Dalam Sinau Bareng yang menonjol selalu adalah kegembiraan. Ini mungkin paling mendekati bila disebut sebagai forum komunal. Dalam forum komunal manusia sering menciptakan imajinasi kolektif saat membajas sejarah dan itu tidak salah. Kelebihannya tentu manusia dalam forum komunal akan cenderung membangun kembali kebanggaan atas kejayaan, kebesaran dan cerita-cerita dari para orang tua. Forum komunal dibutuhkan karena dia menjadi api penyemangat dalam perjuangan dan sebagai patok jati diri manusia di dalamnya. Sehingga akan salah aoabila, forum komunal seperti Sinau Bareng dituntut untuk benar secara akademis. Walau ada juga kewaspadaan akademis yang terbangun dalam Sinau Bareng dan itu sering dilatihkan.

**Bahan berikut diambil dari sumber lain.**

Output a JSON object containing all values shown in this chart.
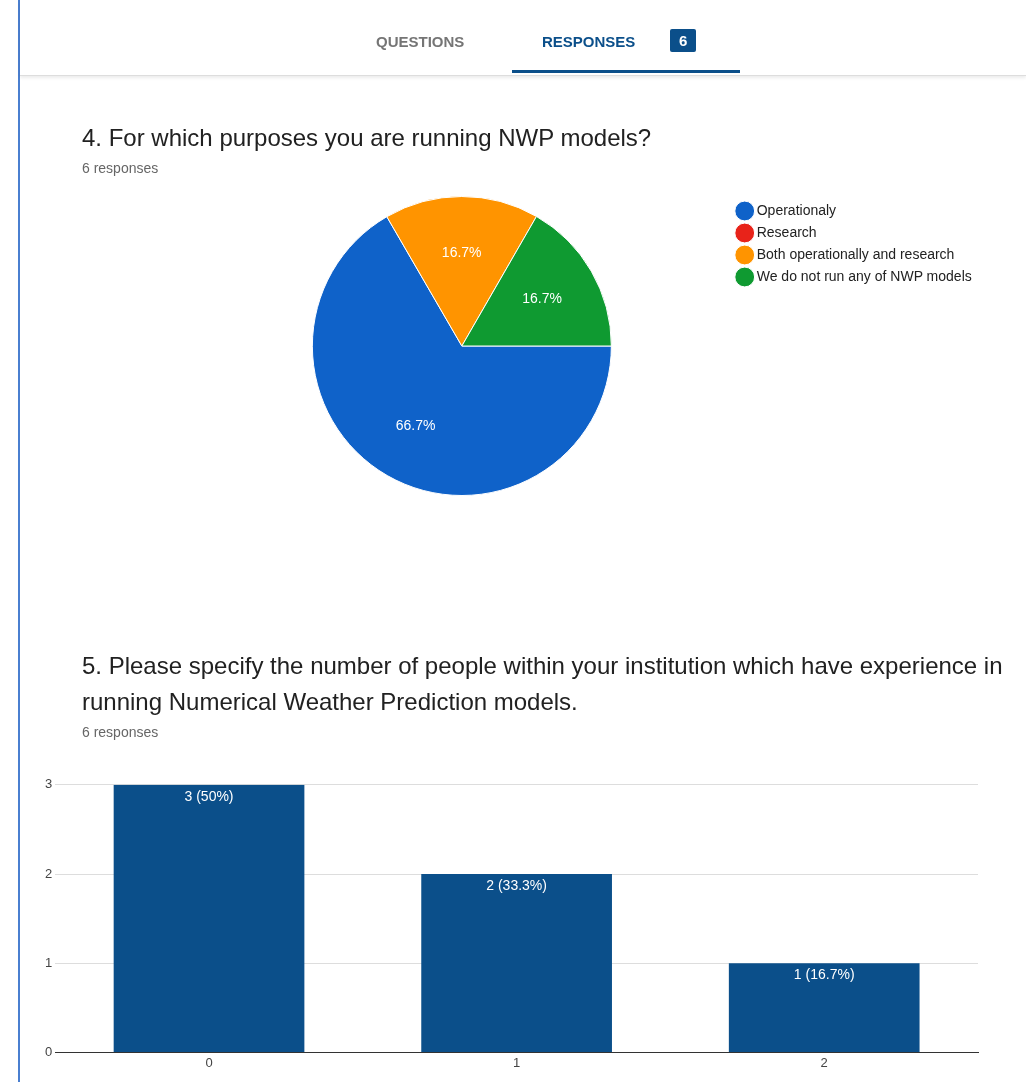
{
  "chart_data": [
    {
      "type": "other",
      "annotations": [
        "QUESTIONS",
        "RESPONSES",
        "6"
      ]
    },
    {
      "type": "pie",
      "title": "4. For which purposes you are running NWP models?",
      "subtitle": "6 responses",
      "categories": [
        "Operationaly",
        "Research",
        "Both operationally and research",
        "We do not run any of NWP models"
      ],
      "values": [
        66.7,
        0,
        16.7,
        16.7
      ],
      "colors": [
        "#0f62c9",
        "#e8231a",
        "#ff9400",
        "#0f9a31"
      ],
      "value_labels": [
        "66.7%",
        null,
        "16.7%",
        "16.7%"
      ],
      "legend": "top right"
    },
    {
      "type": "bar",
      "title": "5. Please specify the number of people within your institution which have experience in running Numerical Weather Prediction models.",
      "subtitle": "6 responses",
      "categories": [
        "0",
        "1",
        "2"
      ],
      "values": [
        3,
        2,
        1
      ],
      "color": "#0b4f8a",
      "value_labels": [
        "3 (50%)",
        "2 (33.3%)",
        "1 (16.7%)"
      ],
      "ylim": [
        0,
        3
      ],
      "yticks": [
        0,
        1,
        2,
        3
      ],
      "grid": "y"
    }
  ]
}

“Mumpung padhang atimu, berjuang!” berkobar kalimat Mbah Nun dari panggung. Para siswa-siswi tampak antusias, tepuk tangan menggema. Memang pada usia remaja yang diperlukan adalah sosok yang berapi-api dengan sedikit radikal-revolusioner. Tapi walau punya pesona semacam itu, Mbah Nun tidak menjadikan Sinau Bareng sebagai forum dimana beliau unjuk diri pamer ilmu apalalagi berposisi sebagai guru yang harus disendiko dhawuhi. Sinau Bareng, belajar bersama dan saling mengalami satu sama lain.
Kali ini dua kelompok, putra-putri diajak naik ke panggung untuk memberikan pengartian terhadap dua syair lagu: Berguru (untuk kelompok putri) dan Putra Masa Depan (untuk kelompok putri). Dan tentu KiaiKanjeng langsung juga membawakan dua nomer tersbut. Tampaknya dua kelompok mengartikan dua syaor itu dengan sangat baik, sehingga sangat mengesankan baik Pak Jalil maupun Habib Anis. Dua sesepuh ini diminta Mbah Nun untuk menjadi juri terhadap presentasi kawan-kawan kita.
Tentu kita juga berkesempatan menyimak pemaparan ilmu dari dua sesepuh ini. Pak Jalil memberikan dengan kecermatan khas ilmiah tafsir dan dalam pandangan beliau, nomer tersebut sangat berkaitan dengan sejumlah ayat kitab suci. Sedangkan Bib Anis justru sedang merasa terheran ketika mengetahui bahwa syair tersebut diciptakan Mbah Nun pada saat berusia dua puluhan tahun “Dua puluh satu tahun bisa bikin syair begini, itu darimana?”.
Rasanya mungkin keheranan Bib Anis terjawab dengan kalimat Mbah Nun dalam penghujung acara Sinau Bareng malam ini “Setiap tempat, setiap ummat, setiap qaum punya fadhillahnya masing-masing dan kalau tidak mengerti fadhillahnya akan tidak efektif berjalan ke depannya”. Setiap manusia bisa berguru pada tuhan secara langsung, tapi tuhan hanya menerima diri yang Dia ciptakan yang belum berpolusi budaya, ingatan, masa lalu, ilmu, istilah, bacaan, kitab dan banyak lagi. Ketika kita Sinau Bareng, inilah tujuan utamanya.